Soybean farmers are struggling with low mandi prices, despite strong domestic production.

While edible oil importers bring in cheap soybean oil, domestic crushers face a margin crisis, caused by a global crash in soybean meal prices and aggressive competition from ethanol by-products like distillers dried grains with solubles (DDGS).

Crushing margins have dropped by nearly 15% between December 2023 and March 2025, discouraging processors and hurting farmers. Many of India’s 6 million soybean growers are planning to move away from soybean this kharif season.

Some economists argue that India should import US soybeans, crush them locally for oil, and export the meal. But this argument assumes that the domestic production is insufficient and the global demand for the meal is limitless.

Both are questionable assumptions in today’s oversupplied market. If India wants to achieve some self-reliance in edible oils, it must support its farmers, not offshore the opportunity.

Poultry

In the US, chicken legs are unpopular—considered ‘black meat’ in a market that prefers boneless breasts. In India, they are a delicacy.

That mismatch has created an incentive for US exporters to push chicken legs in India, if allowed.

India currently imposes a 100% duty on chicken leg imports. If removed, landed US legs could retail at USD 2.91-3.50 per kg, much far lower than Indian market prices.

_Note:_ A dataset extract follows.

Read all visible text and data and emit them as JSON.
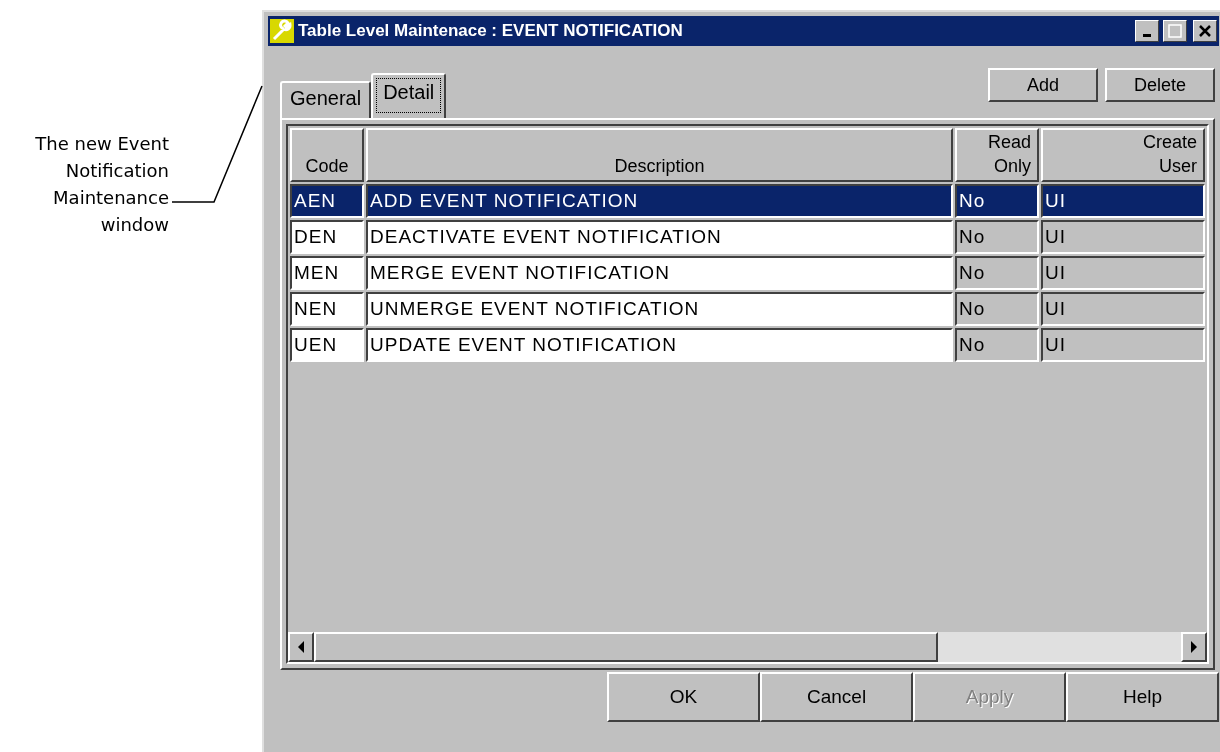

That would undercut not only Indian poultry farmers but also the domestic chicken meat ecosystem, which is deeply interlinked with corn, soybean meal, and rural employment.

Opening markets gradually

India cannot isolate itself from global markets. But it must enter them on its own terms.

As the 2024 report of the OECD shows, the contrast is stark: The average Indian farmer earns 25% below global prices and receives just USD 366 in annual support.

Their US counterpart earns above world prices and receives USD 17,100 in subsidies, and farms on land that is 160 times larger.

Agriculture is not just an economic sector in India. It is cultural, political and deeply human.

India has to open its markets gradually — but that would be done while ensuring that trade liberalisation does not come at the cost of its farmers’ survival.

Trade negotiations must be calibrated to protect both rural livelihoods and national food security.